County Fire Department Adds A T-Box To Training Facility
Hope To Begin Live Fire Drills Soon

The Harrodsburg Herald/Robert Moore
Chief Ric Maxfield of the Mercer County Fire Protection District inspects the county’s new T-box training facility after its first controlled burn. Once it’s operational, Mercer will be one of the few counties in the state which can offer both live fire drills as well as rescue drills.
Robert Moore
Herald Staff
rmoore@harrodsburgherald.com
The Mercer County Fire Protection District is building a training facility at Station 12 in McAfee. They are putting the finishing touches on a T-box training facility next to the three story tower that’s already there.
The new facility will allow the district to conduct various types of training at the same time. On one side they can conduct fire suppression training, teaching firefighters who to put down a fire, and on the other side they can run search and rescue drills.
“It will afford us the ability to train under live fire,” said Ric Maxfield, chief of the fire protection district.
He said they are one of the few departments in the state with multiple facilities that can handle multiple training evolutions simultaneously.

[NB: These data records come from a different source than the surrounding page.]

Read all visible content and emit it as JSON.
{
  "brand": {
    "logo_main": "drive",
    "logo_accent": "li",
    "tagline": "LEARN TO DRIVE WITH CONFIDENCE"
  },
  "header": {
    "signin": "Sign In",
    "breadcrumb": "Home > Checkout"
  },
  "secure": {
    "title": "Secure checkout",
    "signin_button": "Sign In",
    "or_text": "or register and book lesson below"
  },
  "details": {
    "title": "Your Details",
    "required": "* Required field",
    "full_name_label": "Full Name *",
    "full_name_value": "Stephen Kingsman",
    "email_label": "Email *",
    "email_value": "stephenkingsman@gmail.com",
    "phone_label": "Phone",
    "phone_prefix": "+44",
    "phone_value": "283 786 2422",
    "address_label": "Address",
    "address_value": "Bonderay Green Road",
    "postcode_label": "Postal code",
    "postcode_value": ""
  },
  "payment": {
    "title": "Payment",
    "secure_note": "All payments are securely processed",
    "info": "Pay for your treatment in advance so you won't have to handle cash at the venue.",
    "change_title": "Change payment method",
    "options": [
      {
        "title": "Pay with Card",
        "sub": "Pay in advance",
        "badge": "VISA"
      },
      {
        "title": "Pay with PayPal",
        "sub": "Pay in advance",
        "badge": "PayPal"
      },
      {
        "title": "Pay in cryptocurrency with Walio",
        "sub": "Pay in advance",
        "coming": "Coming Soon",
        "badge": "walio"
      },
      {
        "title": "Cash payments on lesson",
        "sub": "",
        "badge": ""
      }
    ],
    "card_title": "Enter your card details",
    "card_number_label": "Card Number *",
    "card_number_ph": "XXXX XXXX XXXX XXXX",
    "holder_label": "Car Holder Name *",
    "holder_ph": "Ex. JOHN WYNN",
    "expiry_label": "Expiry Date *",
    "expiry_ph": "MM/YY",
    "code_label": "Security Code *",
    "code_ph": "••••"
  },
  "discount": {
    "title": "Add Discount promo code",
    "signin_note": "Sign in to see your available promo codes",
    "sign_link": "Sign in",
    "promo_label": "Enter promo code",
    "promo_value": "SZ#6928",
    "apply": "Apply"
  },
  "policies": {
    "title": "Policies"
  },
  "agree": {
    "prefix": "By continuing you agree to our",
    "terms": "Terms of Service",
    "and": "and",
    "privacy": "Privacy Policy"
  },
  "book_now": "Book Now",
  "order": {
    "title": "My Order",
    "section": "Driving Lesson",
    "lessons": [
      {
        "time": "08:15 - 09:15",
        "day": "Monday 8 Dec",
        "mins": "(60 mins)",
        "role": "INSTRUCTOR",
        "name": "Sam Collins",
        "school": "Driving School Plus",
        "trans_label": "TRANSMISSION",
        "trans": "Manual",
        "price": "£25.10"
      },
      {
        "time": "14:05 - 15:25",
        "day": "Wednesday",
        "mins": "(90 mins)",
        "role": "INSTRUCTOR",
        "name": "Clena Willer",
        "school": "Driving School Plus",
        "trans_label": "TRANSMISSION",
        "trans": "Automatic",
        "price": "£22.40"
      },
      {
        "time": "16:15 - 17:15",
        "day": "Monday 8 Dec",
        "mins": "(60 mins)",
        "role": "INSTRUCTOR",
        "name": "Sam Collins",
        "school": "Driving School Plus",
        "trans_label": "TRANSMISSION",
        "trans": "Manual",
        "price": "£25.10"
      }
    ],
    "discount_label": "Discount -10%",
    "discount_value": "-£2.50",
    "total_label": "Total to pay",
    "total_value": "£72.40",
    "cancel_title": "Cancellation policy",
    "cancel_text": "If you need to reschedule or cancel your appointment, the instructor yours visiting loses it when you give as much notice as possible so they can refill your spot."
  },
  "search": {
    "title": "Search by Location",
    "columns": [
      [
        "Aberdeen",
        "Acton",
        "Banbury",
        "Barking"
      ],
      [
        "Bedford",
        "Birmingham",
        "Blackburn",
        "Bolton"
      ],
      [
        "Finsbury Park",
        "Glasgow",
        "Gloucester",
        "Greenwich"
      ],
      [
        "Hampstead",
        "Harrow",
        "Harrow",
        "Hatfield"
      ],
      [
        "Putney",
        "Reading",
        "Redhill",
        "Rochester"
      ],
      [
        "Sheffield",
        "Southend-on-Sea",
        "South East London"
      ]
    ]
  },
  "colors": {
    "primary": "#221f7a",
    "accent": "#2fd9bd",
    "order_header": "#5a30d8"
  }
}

When the facility is finally operational it will improve by “leaps and bounds” training for county firefighters.
Maxfield said Dep. Chief Lewis Sexton has taken the lead on construction while Dep. Glenn Phillips has taken the lead on acquiring materials. He said firefighters have been working on the facility in their spare time. In particular, he thanked Jamie Keebortz, Blake Sexton, Chris Wexler, Christian Keebortz, Josh Bradley, Justin Railey, Vernon Collins, James Roff and Tim Middleton.
“We wouldn’t be able to do it without the deputy chiefs, with major help from our firefighters,” Maxfield said.
The chief said they hope to begin using the facility within the next few weeks.
“Each compartment is different,” Maxfield said “We need to be sure we understand what it’s going to do before we do a live fire drill.”
Several of the districts train on the first and third Tuesdays of the month at the training center.
Maxfield said they’ve had difficulty recently acquiring houses they could use for live fire drills. He said two houses couldn’t be used for live drills after it was determined they contained asbestos.